Un phénomène nouveau en France : les loups fantômes
Depuis la nuit des temps, le loup a toujours fait parler de lui. Il fait partie de notre plus longue mémoire.
Certains l’idéalisent (souvent par anthropomorphisme), d’autres en ont peur (des industriels ovins et des chaSSistes ; vieil héritage judéo-chrétien), d’autres encore le voient pour ce qu’il est, c’est à dire un grand prédateur indispensable pour l’équilibre de la biodiversité, d’autres enfin ont compris qu’il y avait beaucoup d’argent à se faire sur son dos. L’industrie agricole et la Presse Quotidienne Régionale (PQR) font partie de la dernière catégorie.
Fin novembre 2021, l’industrie agricole, relayée par une PQR souvent clientéliste, a vu des loups en Charente, aux « portes de Paris », en Gironde, en Haute-Vienne, etc…
Plus c’est gros, plus c’est répété et plus ça passe.
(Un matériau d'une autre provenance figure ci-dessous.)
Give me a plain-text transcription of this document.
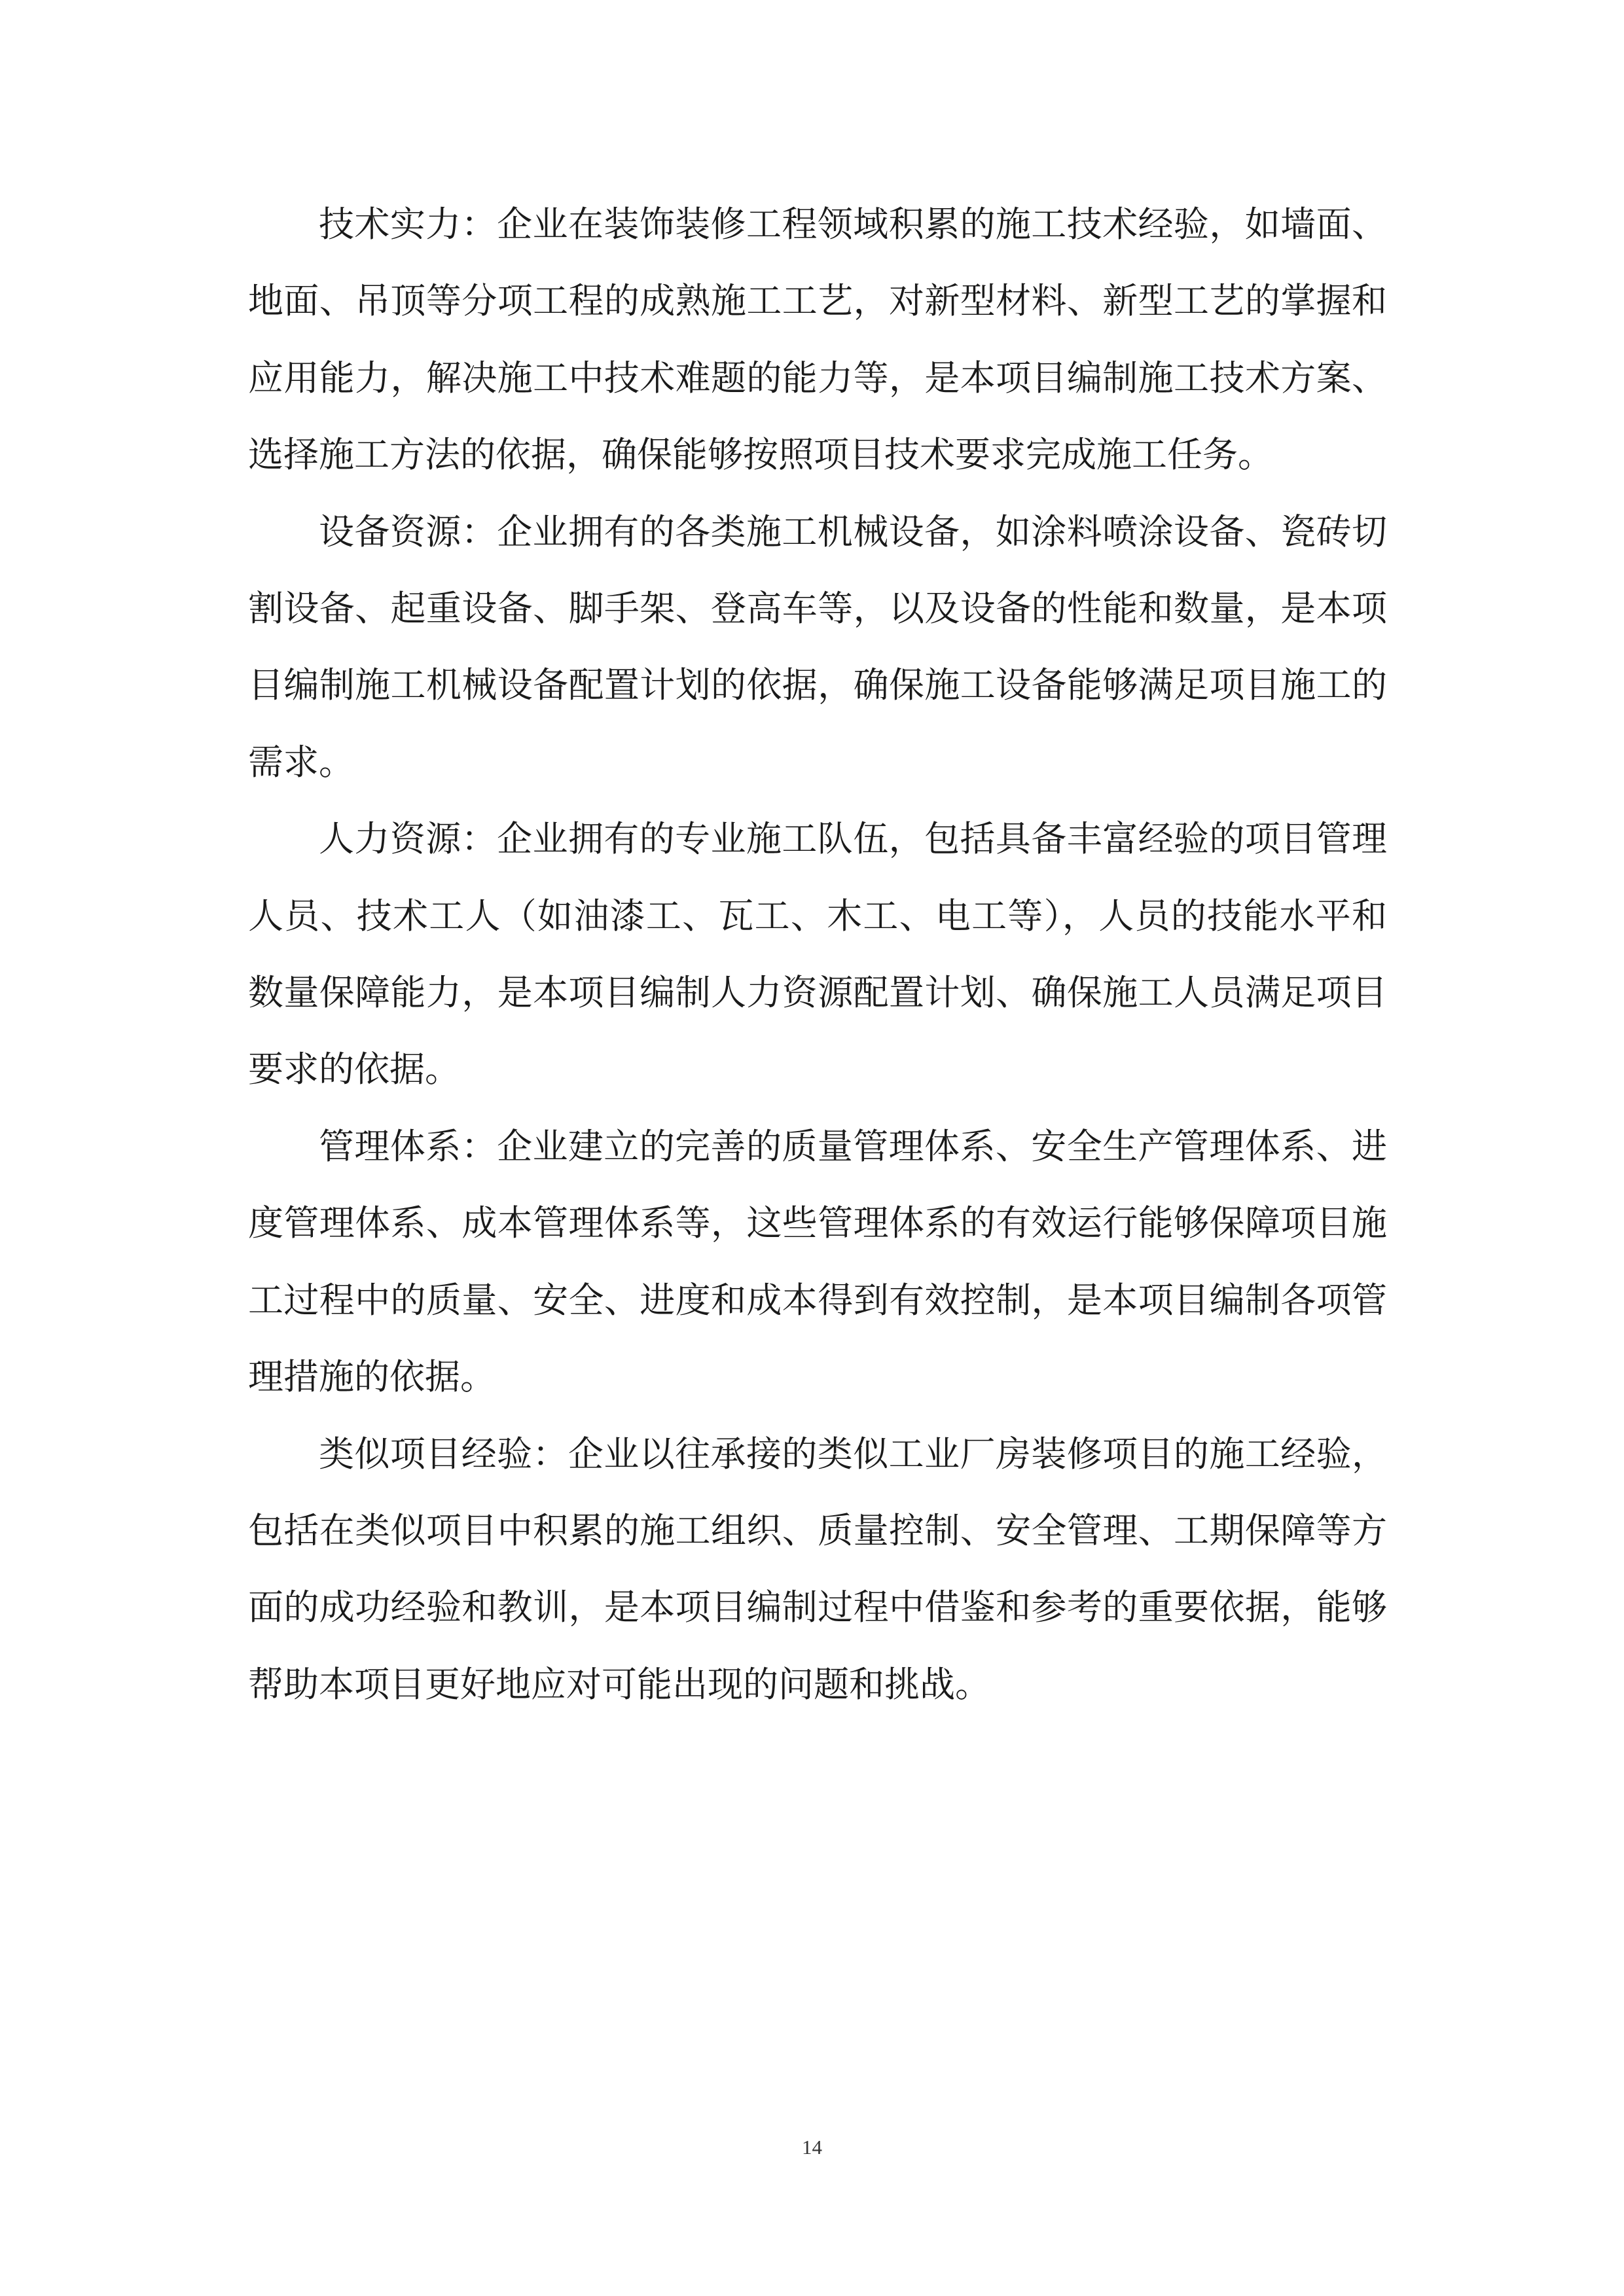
技术实力：企业在装饰装修工程领域积累的施工技术经验，如墙面、地面、吊顶等分项工程的成熟施工工艺，对新型材料、新型工艺的掌握和应用能力，解决施工中技术难题的能力等，是本项目编制施工技术方案、选择施工方法的依据，确保能够按照项目技术要求完成施工任务。

设备资源：企业拥有的各类施工机械设备，如涂料喷涂设备、瓷砖切割设备、起重设备、脚手架、登高车等，以及设备的性能和数量，是本项目编制施工机械设备配置计划的依据，确保施工设备能够满足项目施工的需求。

人力资源：企业拥有的专业施工队伍，包括具备丰富经验的项目管理人员、技术工人（如油漆工、瓦工、木工、电工等），人员的技能水平和数量保障能力，是本项目编制人力资源配置计划、确保施工人员满足项目要求的依据。

管理体系：企业建立的完善的质量管理体系、安全生产管理体系、进度管理体系、成本管理体系等，这些管理体系的有效运行能够保障项目施工过程中的质量、安全、进度和成本得到有效控制，是本项目编制各项管理措施的依据。

类似项目经验：企业以往承接的类似工业厂房装修项目的施工经验，包括在类似项目中积累的施工组织、质量控制、安全管理、工期保障等方面的成功经验和教训，是本项目编制过程中借鉴和参考的重要依据，能够帮助本项目更好地应对可能出现的问题和挑战。

14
Au point de faire du « loup aux 4 coins de France » une vérité alternative, pour reprendre le concept lancé par Trump.
Prenons le cas du « loup » de Haute-Vienne :
Sur une simple photographie (de mauvaise qualité) l’Office Français de la Biodiversité (OFB, qui a remplacé l’ONCFS) a reconnu un « loup gris ». Si l’on en croit le communiqué de presse de la préfecture de la Haute-Vienne, aucune analyse ADN n’est évoquée.
Comment l’OFB peut savoir s’il s’agit d’un loup gris commun d’Europe central (Canis lupus lupus), d’un loup « français » ou de souche italienne (Canis lupus italicus), voire d’un loup de souche espagnole (Canis lupus signatus) ? Mystère…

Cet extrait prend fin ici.